These two satellites are the 179th and 180 th launched on behalf of European institutions. More precisely, it is the 61st mission launched by Arianespace for ESA and the 23rd and 24th FOC satellites launched by Arianespace for the European Commission.

“Congratulations Europe! With this 11th launch for Galileo, the constellation is now counting 28 satellites in orbit. Arianespace is proud to guarantee a secure and autonomous access to space with the deployment of Galileo, marking another step towards European independence in satellite navigation,” said Stéphane Israël, CEO of Arianespace. “I would like to thank the European Union, especially the European Commission, as well as the European Space Agency, our direct customer for this launch, for continuing to trust us with their satellites.”

Operational since 2016, Galileo is the global navigation satellite system that is fully financed and owned by the European Union. Under civilian control, it offers high-precision positioning, navigation and timing services to more than 2,3 billion users worldwide. Undertaken by a European partnership, the European Commission manages Galileo, with European Space Agency (ESA) as the design authority overseeing its development, procuring satellites and the ground segment, and the European Union Agency for the Space Programme (EUSPA) overseeing Galileo operations and service provision.

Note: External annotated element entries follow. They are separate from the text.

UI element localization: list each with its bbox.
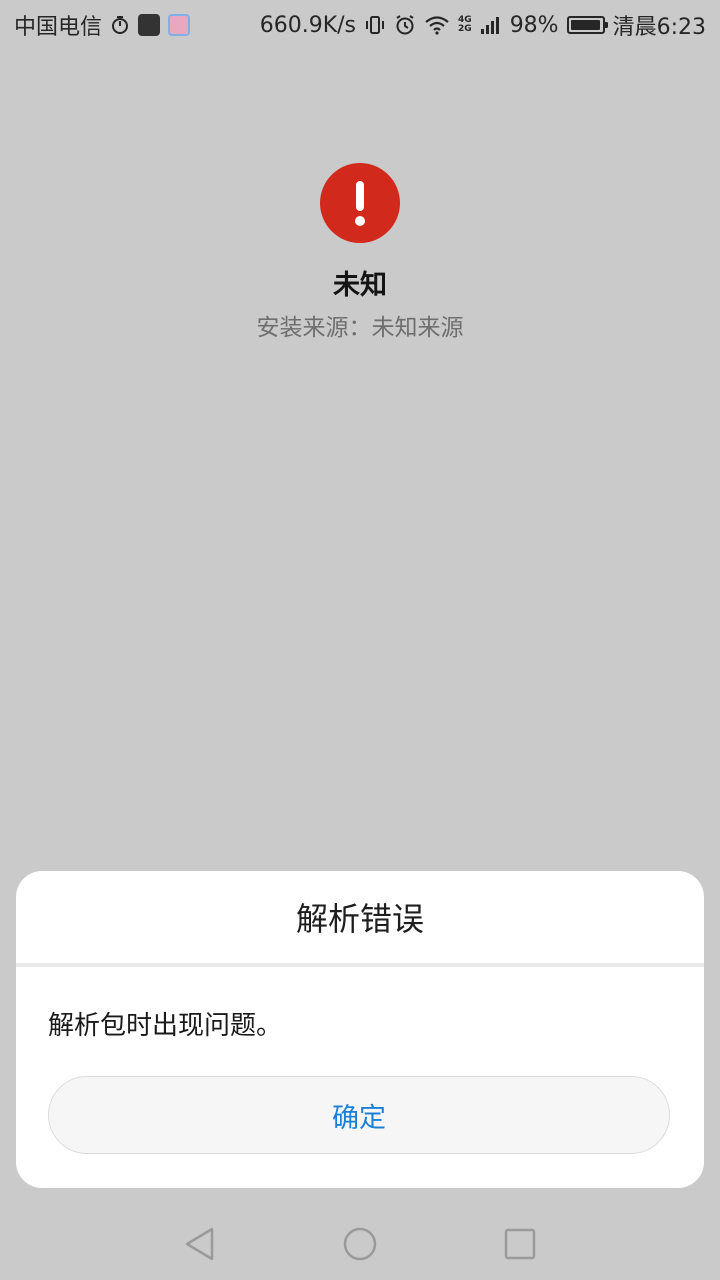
timer-icon xyxy=(110,15,130,35)
alarm-icon xyxy=(394,14,416,36)
recents-icon xyxy=(504,1228,536,1260)
status-bar: 中国电信 660.9K/s 4G 2G 98% 清晨6:23 xyxy=(0,0,720,50)
network-type: 4G 2G xyxy=(458,16,472,34)
recents-button[interactable] xyxy=(502,1226,538,1262)
install-source: 安装来源：未知来源 xyxy=(256,315,464,341)
signal-icon xyxy=(480,15,502,35)
home-button[interactable] xyxy=(342,1226,378,1262)
cartoon-app-icon xyxy=(168,14,191,36)
app-info: 未知 安装来源：未知来源 xyxy=(0,163,720,342)
app-badge-icon xyxy=(138,14,161,36)
back-icon xyxy=(185,1227,214,1261)
back-button[interactable] xyxy=(182,1226,218,1262)
app-name: 未知 xyxy=(333,270,387,301)
carrier-name: 中国电信 xyxy=(14,15,103,40)
status-bar-left: 中国电信 xyxy=(14,9,191,41)
network-speed: 660.9K/s xyxy=(259,12,357,38)
battery-icon xyxy=(566,16,608,34)
confirm-button[interactable]: 确定 xyxy=(48,1076,670,1154)
navigation-bar xyxy=(0,1208,720,1280)
battery-percent: 98% xyxy=(509,12,559,38)
status-bar-right: 660.9K/s 4G 2G 98% 清晨6:23 xyxy=(260,9,706,41)
parse-error-dialog: 解析错误 解析包时出现问题。 确定 xyxy=(16,871,704,1188)
warning-icon xyxy=(320,163,400,243)
clock: 清晨6:23 xyxy=(612,15,706,40)
wifi-icon xyxy=(424,15,450,35)
dialog-message: 解析包时出现问题。 xyxy=(48,1011,283,1041)
dialog-title: 解析错误 xyxy=(16,871,704,967)
battery-fill xyxy=(570,20,601,30)
vibrate-icon xyxy=(364,14,386,36)
network-type-bottom: 2G xyxy=(458,24,472,34)
home-icon xyxy=(343,1227,377,1261)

The medium-lift Soyuz (produced by Progress Space Rocket Center, part of the Russian space agency Roscosmos) entered service from Europe’s Spaceport in French Guiana in October 2011, bringing the industry's longest-operating launcher to the world's most modern launch base. Soyuz is a four-stage launcher, designed with extremely high reliability requirements for its use in manned missions. This flight will also mark 10 years of Soyuz operations in French Guiana and its 26th mission for the European Spaceport.